Net SME lending fell by £435m between April and June, suggesting that many up and coming businesses are still not getting access to the capital they need to grow. From January to March, there was a £719m decline in lending; while the fall is not as pronounced as Q1, the announcement has prompted business leaders to speak out.
The Funding for Lending scheme, which was launched by the Treasury and Bank of England in 2012, was created to encourage banks to lend to SMEs by offering them cheap credit. Banks can borrow £5 from the BoE for every £1 of net lending to businesses.
John Longworth, director general of the British Chamber of Commerce said that the scheme continued to disappoint.

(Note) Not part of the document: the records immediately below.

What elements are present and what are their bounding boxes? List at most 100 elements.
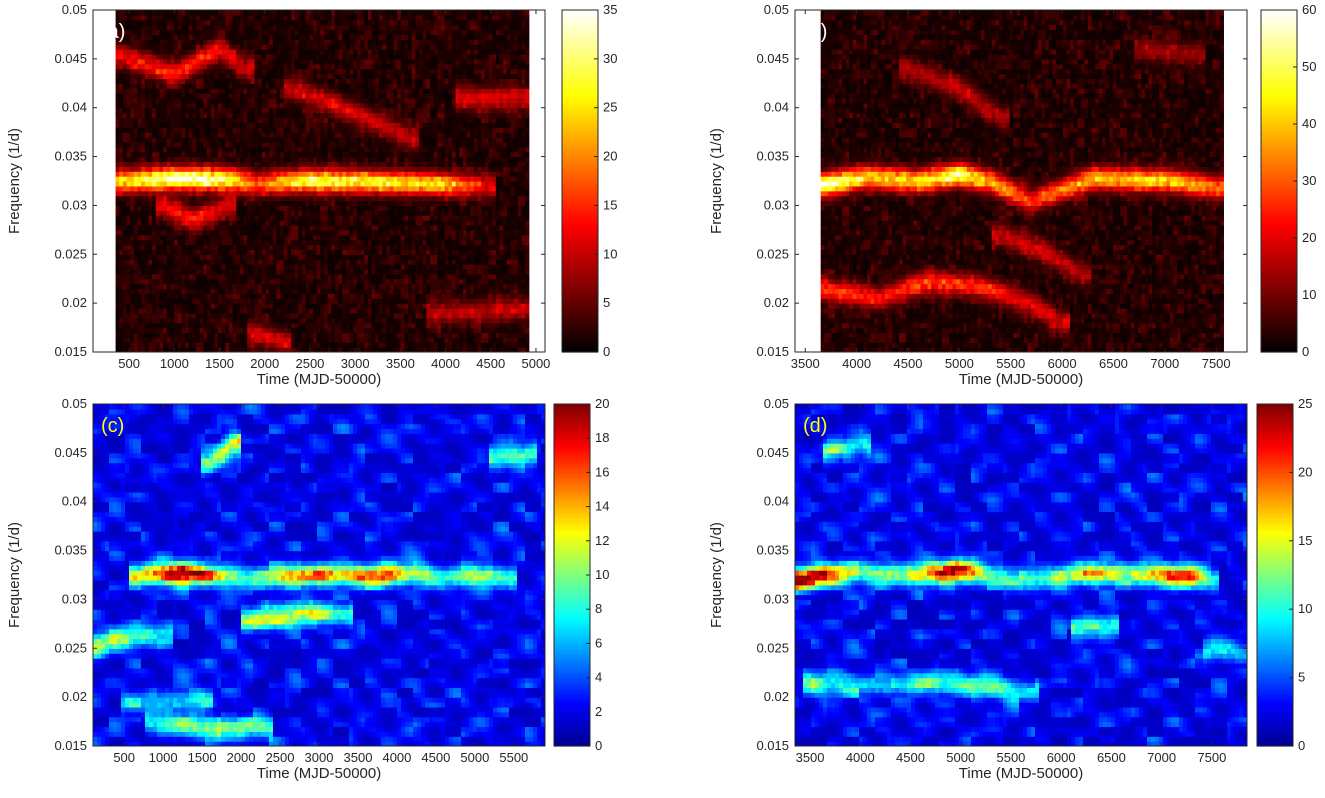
panel-label: (b) xyxy=(803,21,827,43)
y-tick-label: 0.035 xyxy=(756,149,789,164)
x-tick-label: 6500 xyxy=(1097,750,1126,765)
colorbar: 0 10 20 30 40 50 60 xyxy=(1260,2,1316,359)
colorbar-tick-label: 20 xyxy=(1302,230,1316,245)
x-tick-label: 6500 xyxy=(1099,356,1128,371)
panel-a: 500 1000 1500 2000 2500 3000 3500 4000 4500 5000 0… xyxy=(6,2,617,388)
x-tick-label: 3500 xyxy=(344,750,373,765)
colorbar-tick-label: 5 xyxy=(1298,670,1305,685)
colorbar-tick-label: 20 xyxy=(1298,464,1312,479)
colorbar-tick-label: 0 xyxy=(595,738,602,753)
x-tick-label: 4500 xyxy=(476,356,505,371)
y-tick-label: 0.05 xyxy=(62,396,87,411)
x-tick-label: 1000 xyxy=(160,356,189,371)
x-tick-label: 3500 xyxy=(386,356,415,371)
colorbar-tick-label: 40 xyxy=(1302,116,1316,131)
x-tick-label: 7500 xyxy=(1202,356,1231,371)
heatmap-cells xyxy=(820,10,1224,352)
x-tick-label: 4000 xyxy=(842,356,871,371)
colorbar-tick-label: 0 xyxy=(1302,344,1309,359)
x-tick-label: 6000 xyxy=(1048,356,1077,371)
x-tick-label: 500 xyxy=(113,750,135,765)
x-tick-label: 5500 xyxy=(996,356,1025,371)
colorbar-tick-label: 8 xyxy=(595,601,602,616)
x-axis-label: Time (MJD-50000) xyxy=(959,371,1083,388)
panel-c: 500 1000 1500 2000 2500 3000 3500 4000 4500 5000 5… xyxy=(6,396,609,782)
y-tick-label: 0.045 xyxy=(54,445,87,460)
y-tick-label: 0.02 xyxy=(62,295,87,310)
x-tick-label: 5000 xyxy=(946,750,975,765)
x-tick-label: 5500 xyxy=(499,750,528,765)
colorbar-tick-label: 25 xyxy=(1298,396,1312,411)
x-axis-label: Time (MJD-50000) xyxy=(959,765,1083,782)
x-tick-label: 4500 xyxy=(894,356,923,371)
x-tick-label: 6000 xyxy=(1047,750,1076,765)
colorbar: 0 5 10 15 20 25 30 35 xyxy=(561,2,617,359)
y-tick-label: 0.045 xyxy=(756,445,789,460)
heatmap-cells xyxy=(93,404,545,746)
colorbar-tick-label: 14 xyxy=(595,499,609,514)
x-tick-label: 7000 xyxy=(1147,750,1176,765)
x-tick-label: 7500 xyxy=(1197,750,1226,765)
colorbar-tick-label: 0 xyxy=(1298,738,1305,753)
y-tick-label: 0.03 xyxy=(62,197,87,212)
colorbar-tick-label: 5 xyxy=(603,295,610,310)
y-tick-label: 0.05 xyxy=(764,396,789,411)
colorbar-tick-label: 4 xyxy=(595,670,602,685)
x-tick-label: 1500 xyxy=(188,750,217,765)
colorbar-tick-label: 20 xyxy=(595,396,609,411)
colorbar-tick-label: 60 xyxy=(1302,2,1316,17)
y-tick-label: 0.04 xyxy=(764,494,789,509)
colorbar-tick-label: 35 xyxy=(603,2,617,17)
y-tick-label: 0.035 xyxy=(756,543,789,558)
y-tick-label: 0.045 xyxy=(54,51,87,66)
y-tick-label: 0.025 xyxy=(756,246,789,261)
colorbar-tick-label: 16 xyxy=(595,464,609,479)
colorbar-tick-label: 30 xyxy=(603,51,617,66)
colorbar-tick-label: 30 xyxy=(1302,173,1316,188)
y-tick-label: 0.02 xyxy=(764,689,789,704)
y-tick-label: 0.035 xyxy=(54,543,87,558)
x-tick-label: 500 xyxy=(118,356,140,371)
y-tick-label: 0.03 xyxy=(764,197,789,212)
x-axis-label: Time (MJD-50000) xyxy=(257,765,381,782)
y-tick-label: 0.025 xyxy=(54,246,87,261)
y-tick-label: 0.05 xyxy=(62,2,87,17)
y-tick-label: 0.02 xyxy=(764,295,789,310)
colorbar-tick-label: 12 xyxy=(595,533,609,548)
colorbar-tick-label: 20 xyxy=(603,149,617,164)
y-tick-label: 0.02 xyxy=(62,689,87,704)
y-tick-label: 0.04 xyxy=(62,100,87,115)
panel-d: 3500 4000 4500 5000 5500 6000 6500 7000 7500 0.01… xyxy=(708,396,1312,782)
y-tick-label: 0.015 xyxy=(54,344,87,359)
colorbar: 0 5 10 15 20 25 xyxy=(1256,396,1312,753)
x-tick-label: 4000 xyxy=(382,750,411,765)
y-axis-label: Frequency (1/d) xyxy=(708,522,725,628)
x-tick-label: 3500 xyxy=(796,750,825,765)
heatmap-cells xyxy=(795,404,1247,746)
x-tick-label: 3500 xyxy=(791,356,820,371)
x-tick-label: 1000 xyxy=(149,750,178,765)
panel-label: (c) xyxy=(101,415,124,437)
y-axis-label: Frequency (1/d) xyxy=(6,522,23,628)
y-tick-label: 0.03 xyxy=(62,591,87,606)
x-tick-label: 4500 xyxy=(421,750,450,765)
panel-label: (a) xyxy=(101,21,125,43)
y-axis-label: Frequency (1/d) xyxy=(708,128,725,234)
x-tick-label: 3000 xyxy=(341,356,370,371)
plot-frame xyxy=(794,9,1248,353)
colorbar-tick-label: 10 xyxy=(1298,601,1312,616)
colorbar: 0 2 4 6 8 10 12 14 16 18 20 xyxy=(553,396,609,753)
y-tick-label: 0.05 xyxy=(764,2,789,17)
y-tick-label: 0.04 xyxy=(764,100,789,115)
y-tick-label: 0.04 xyxy=(62,494,87,509)
colorbar-tick-label: 25 xyxy=(603,100,617,115)
panel-b: 3500 4000 4500 5000 5500 6000 6500 7000 7500 0.01… xyxy=(708,2,1316,388)
colorbar-tick-label: 0 xyxy=(603,344,610,359)
colorbar-tick-label: 50 xyxy=(1302,59,1316,74)
y-tick-label: 0.045 xyxy=(756,51,789,66)
panel-label: (d) xyxy=(803,415,827,437)
plot-frame xyxy=(92,9,546,353)
y-tick-label: 0.025 xyxy=(54,640,87,655)
colorbar-tick-label: 6 xyxy=(595,635,602,650)
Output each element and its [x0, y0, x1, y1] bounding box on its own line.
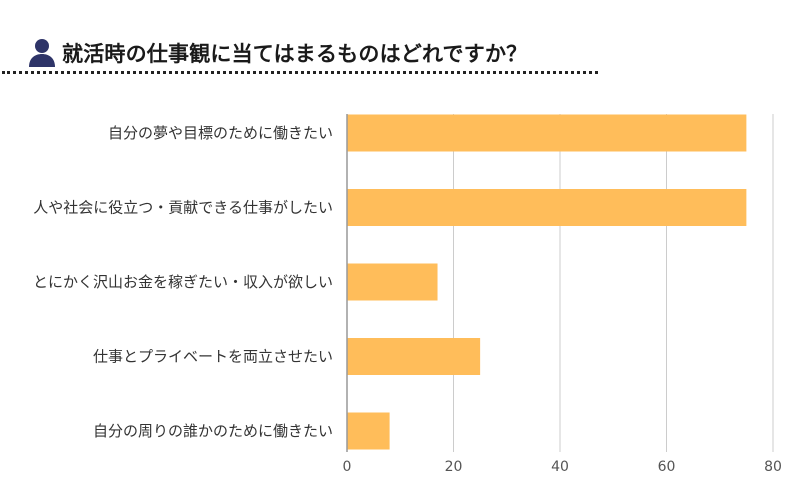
x-tick-labels: 0 20 40 60 80 — [343, 459, 782, 475]
category-labels: 自分の夢や目標のために働きたい人や社会に役立つ・貢献できる仕事がしたいとにかく沢… — [33, 124, 333, 440]
bar — [347, 114, 747, 152]
x-tick-label: 80 — [764, 459, 782, 475]
x-tick-label: 40 — [551, 459, 569, 475]
category-label: とにかく沢山お金を稼ぎたい・収入が欲しい — [33, 273, 333, 291]
bar — [347, 412, 390, 450]
x-tick-label: 0 — [343, 459, 352, 475]
grid-lines — [453, 114, 774, 452]
category-label: 人や社会に役立つ・貢献できる仕事がしたい — [33, 199, 333, 217]
title-divider — [2, 71, 598, 74]
x-tick-label: 20 — [445, 459, 463, 475]
bars — [347, 114, 747, 450]
page-title: 就活時の仕事観に当てはまるものはどれですか？ — [62, 42, 528, 66]
chart-header: 就活時の仕事観に当てはまるものはどれですか？ — [0, 0, 600, 78]
user-icon — [29, 39, 55, 67]
category-label: 自分の夢や目標のために働きたい — [108, 124, 333, 142]
bar — [347, 338, 481, 375]
bar — [347, 263, 438, 301]
category-label: 仕事とプライベートを両立させたい — [93, 348, 333, 366]
x-tick-label: 60 — [658, 459, 676, 475]
category-label: 自分の周りの誰かのために働きたい — [93, 422, 333, 440]
bar — [347, 189, 747, 226]
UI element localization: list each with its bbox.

“Despite the welcome re-focus towards SME lending, the real test for the scheme has always been whether it is able to get credit flowing to young and fast-growing businesses. Unfortunately many of these firms remain frozen out when it comes to accessing the finance they need to fulfil their potential,” Longsworth commented.
“These figures reiterate that much more needs to be done to fill major gap in the provision of SME finance in the UK, including increasing the role of equity and bond markets and delivering a Business Bank with a greater capital base than under current plans and the ability to lend directly to businesses,” he concluded.